Energy storage deployment in 2023 set a record globally and more than doubled in the U.S., according to Bloomberg NEF’s Energy Storage Market Outlook. The report credited the rapid growth in energy storage to government targets and incentives, as well as the growing need to shift energy from the time of generation to times of peak demand. In addition to improving overall grid reliability, using energy storage to “shave” peak demand can also help insulate utilities from volatility in the pricing of electricity in wholesale markets.
Wholesale electricity prices in the U.S. were highly volatile in 2022 and likely contributed to the surge in energy storage deployments in 2023. The U.S. Energy Information Administration (EIA) said extreme weather events and increased fossil fuel costs drove wholesale electricity prices higher across all U.S. markets in 2022, and even though prices went back down in 2023, short term spikes remained a threat. The most severe example took place in the Electric Reliability Council of Texas (ERCOT), where persistent heat drove record summer demand and peak pricing exceeded $4,000 per megawatt hour (MWh).
Distribution utilities that buy electricity from wholesale markets typically protect themselves from short-term spikes in wholesale pricing by hedging—contracting in advance for electricity at lower, fixed rates, based on their forecasted needs. But demand is growing more difficult to predict with the increasing severity of weather events, the proliferation of distributed energy resources (DERs) and the unpredictability of electric vehicle (EV) charging. Utilities can use energy storage as an additional source of risk-mitigation, building up capacity to buffer against unexpected demand and the need to buy extra electricity at exorbitant prices on the spot market. Energy storage has been called the “Swiss Army knife” of solutions for today’s electric grid; increasingly, utilities are partnering with a developer to take the hassle out of financing, designing, owning, and operating an energy storage or solar-plus-storage system.
Shaving Market-Sized Peaks
Public utilities that are incorrectly hedged can cost ratepayers or members millions of dollars during a short span of market volatility. Retailers and investor-owned utilities (IOUs) have their own reasons—competition and regulators—for not wanting to pass along higher electricity costs to their ratepayers. But it’s not just short-term cost volatility that investments in power storage can help address.

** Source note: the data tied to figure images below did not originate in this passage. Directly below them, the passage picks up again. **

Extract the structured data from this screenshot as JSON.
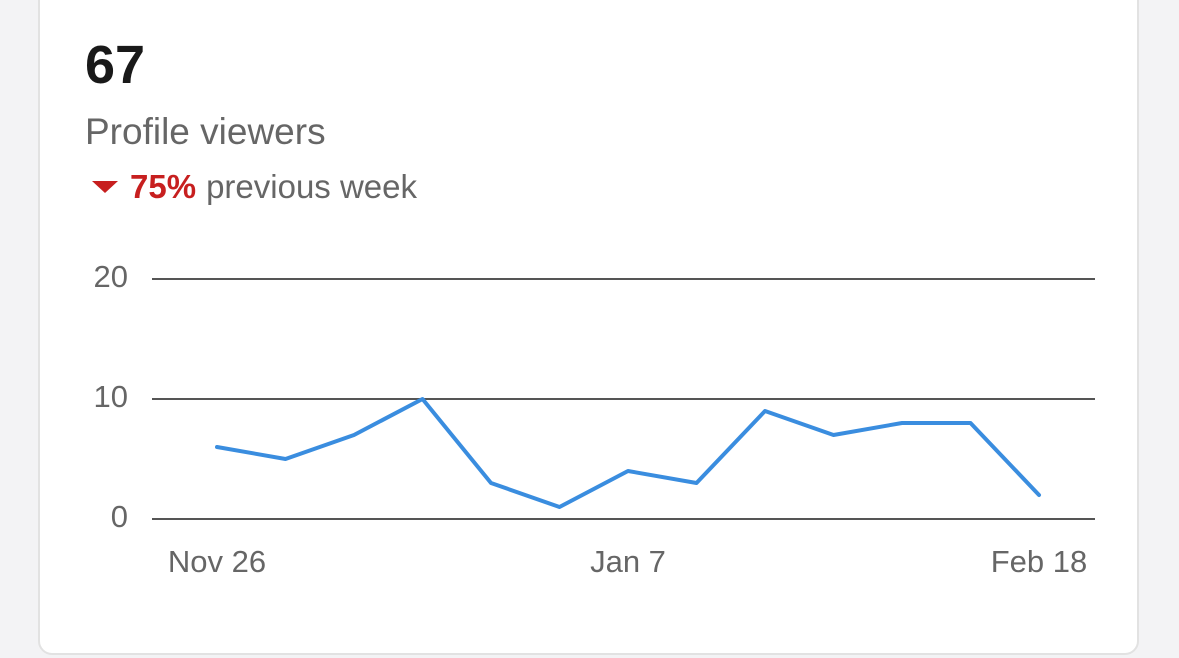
{
  "metric": {
    "value": "67",
    "label": "Profile viewers",
    "change": "75%",
    "change_text": "previous week"
  },
  "chart_data": {
    "type": "line",
    "categories": [
      "Nov 26",
      null,
      null,
      null,
      null,
      null,
      "Jan 7",
      null,
      null,
      null,
      null,
      null,
      "Feb 18"
    ],
    "values": [
      6,
      5,
      7,
      10,
      3,
      1,
      4,
      3,
      9,
      7,
      8,
      8,
      2
    ],
    "color": "#3a8ddf",
    "ylim": [
      0,
      20
    ],
    "yticks": [
      0,
      10,
      20
    ],
    "grid": true
  }
}
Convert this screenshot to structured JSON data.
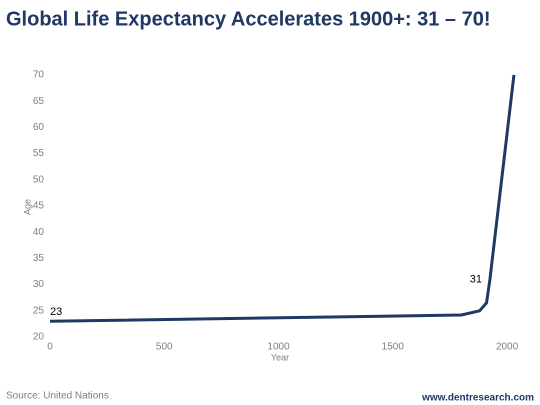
{
  "chart_data": {
    "type": "line",
    "title": "Global Life Expectancy Accelerates 1900+: 31 – 70!",
    "x_label": "Year",
    "y_label": "Age",
    "x": [
      0,
      1800,
      1880,
      1910,
      1925,
      2030
    ],
    "series": [
      {
        "name": "Life expectancy",
        "color": "#1f3864",
        "values": [
          23,
          24.2,
          25,
          26.5,
          31,
          70
        ],
        "value_labels": [
          "23",
          null,
          null,
          null,
          "31",
          null
        ]
      }
    ],
    "xlim": [
      0,
      2050
    ],
    "xticks": [
      0,
      500,
      1000,
      1500,
      2000
    ],
    "ylim": [
      20,
      72
    ],
    "yticks": [
      20,
      25,
      30,
      35,
      40,
      45,
      50,
      55,
      60,
      65,
      70
    ],
    "grid": false,
    "legend": false,
    "source": "Source: United Nations",
    "website": "www.dentresearch.com"
  }
}
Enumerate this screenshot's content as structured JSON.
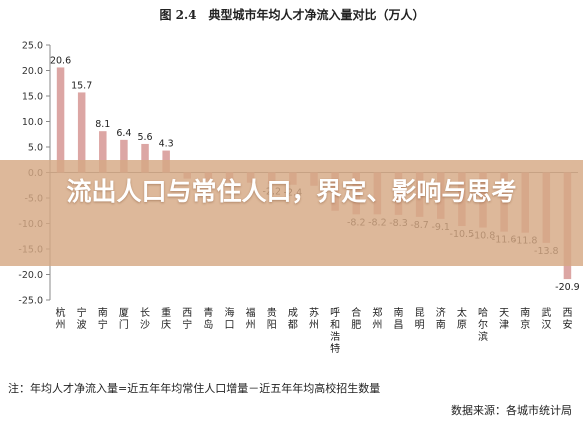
{
  "chart_data": {
    "type": "bar",
    "title": "图 2.4　典型城市年均人才净流入量对比（万人）",
    "categories": [
      "杭州",
      "宁波",
      "南宁",
      "厦门",
      "长沙",
      "重庆",
      "西宁",
      "青岛",
      "海口",
      "福州",
      "贵阳",
      "成都",
      "苏州",
      "呼和浩特",
      "合肥",
      "郑州",
      "南昌",
      "昆明",
      "济南",
      "太原",
      "哈尔滨",
      "天津",
      "南京",
      "武汉",
      "西安"
    ],
    "values": [
      20.6,
      15.7,
      8.1,
      6.4,
      5.6,
      4.3,
      -1.2,
      -1.6,
      -1.8,
      -2.0,
      -2.2,
      -2.4,
      -2.6,
      -7.5,
      -8.2,
      -8.2,
      -8.3,
      -8.7,
      -9.1,
      -10.5,
      -10.8,
      -11.6,
      -11.8,
      -13.8,
      -20.9
    ],
    "value_labels": [
      "20.6",
      "15.7",
      "8.1",
      "6.4",
      "5.6",
      "4.3",
      "",
      "",
      "",
      "",
      "-2.2",
      "-2.4",
      "",
      "",
      "-8.2",
      "-8.2",
      "-8.3",
      "-8.7",
      "-9.1",
      "-10.5",
      "-10.8",
      "-11.6",
      "-11.8",
      "-13.8",
      "-20.9"
    ],
    "yticks": [
      "25.0",
      "20.0",
      "15.0",
      "10.0",
      "5.0",
      "0.0",
      "-5.0",
      "-10.0",
      "-15.0",
      "-20.0",
      "-25.0"
    ],
    "ylim": [
      -25,
      25
    ],
    "grid": false,
    "bar_color": "#dca6a4",
    "note": "注：年均人才净流入量=近五年年均常住人口增量－近五年年均高校招生数量",
    "source": "数据来源：各城市统计局"
  },
  "overlay": {
    "title": "流出人口与常住人口，界定、影响与思考",
    "color": "#d6a884"
  }
}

The aggregation of power storage in a market reduces the need for fossil fuel peaker plants. These power plants, most of which burn natural gas, are expensive to fire up and run. But utility-scale energy storage capacity (battery storage) in the U.S. is expected to nearly double in 2024 to 30 GW and continue a steep climb through the end of the decade, when total power storage capacity is expected to approach 400 gigawatt hours (GWh).
Such capacity will inevitably help reduce the need for peaker plants and help decouple wholesale electricity pricing from the influence of natural gas prices, and those of other fossil fuels. But until the generation mix shifts, electricity pricing will be tied to the geopolitical and supply forces controlling the natural gas market. The EIA describes the situation like this:
“Price changes for natural gas have an outsized influence on electricity prices because natural gas prices tend to set the marginal price of electricity during most hours in most regional markets. PJM, the largest power market, reported in its 2023 State of the Market Report for PJM covering January through September that natural gas set marginal prices 84.3% of the time in the real-time market during the first nine months of 2023.”

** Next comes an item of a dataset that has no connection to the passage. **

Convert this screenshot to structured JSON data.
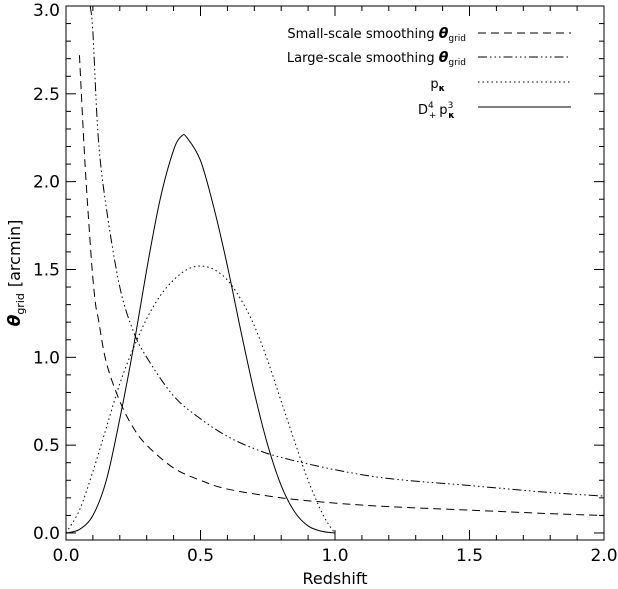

Ultimately, energy storage capacity on distribution networks can also help relieve some of the short-term pressure on transmission and interconnection projects as well.
Decoupling from Market Pressures
Despite changes in the generation mix, steadily increasing demand is likely to exert continued upward pressure on wholesale electricity prices. The switch to electric heating in many parts of the U.S., the adoption of EVs, the reshoring of manufacturing and power-hungry data centers are a few of the major divers, and grid planners across the U.S. expect an increase of 38 GW of peak demand by 2028.

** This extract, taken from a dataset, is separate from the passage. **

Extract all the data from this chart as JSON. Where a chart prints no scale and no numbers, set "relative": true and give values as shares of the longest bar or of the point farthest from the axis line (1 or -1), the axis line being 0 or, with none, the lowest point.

Distribution utilities that want to insulate themselves even further from increases in wholesale electricity pricing are combining energy storage with solar generation. The economics of solar-plus-storage are well-known for the behind-the-meter applications of commercial and industrial (C&I) electricity customers. The presence of demand charges or time-of-use rates are typically responsible for generating a good return on investment (ROI) for these systems.
Cooperative utilities face similar demand charges, and the dynamics are similar for any utility that is exposed to higher peak pricing on wholesale markets. In addition, thanks to the Inflation Reduction Act (IRA), coops and munis can now, for the first time, access federal incentives for the purchase of solar-plus-storage systems.
However, investments in these systems are not without risk and requires expertise and due diligence. The ideal battery energy storage system configuration (with or without solar PV) is important to maximizing the ROI, and the system must be managed with eyes on the electricity market and the grid. Having the right operating platform and intelligence is key to maximizing system profitability and performance.
Utilities that don’t have the expertise or the bandwidth to finance, design, own, and operate an energy storage or solar-plus-storage system in house can partner with a provider who will help at each step of the way. Many utilities, particularly coops and munis, have chosen to partner with a developer rather than self-finance, own, and operate.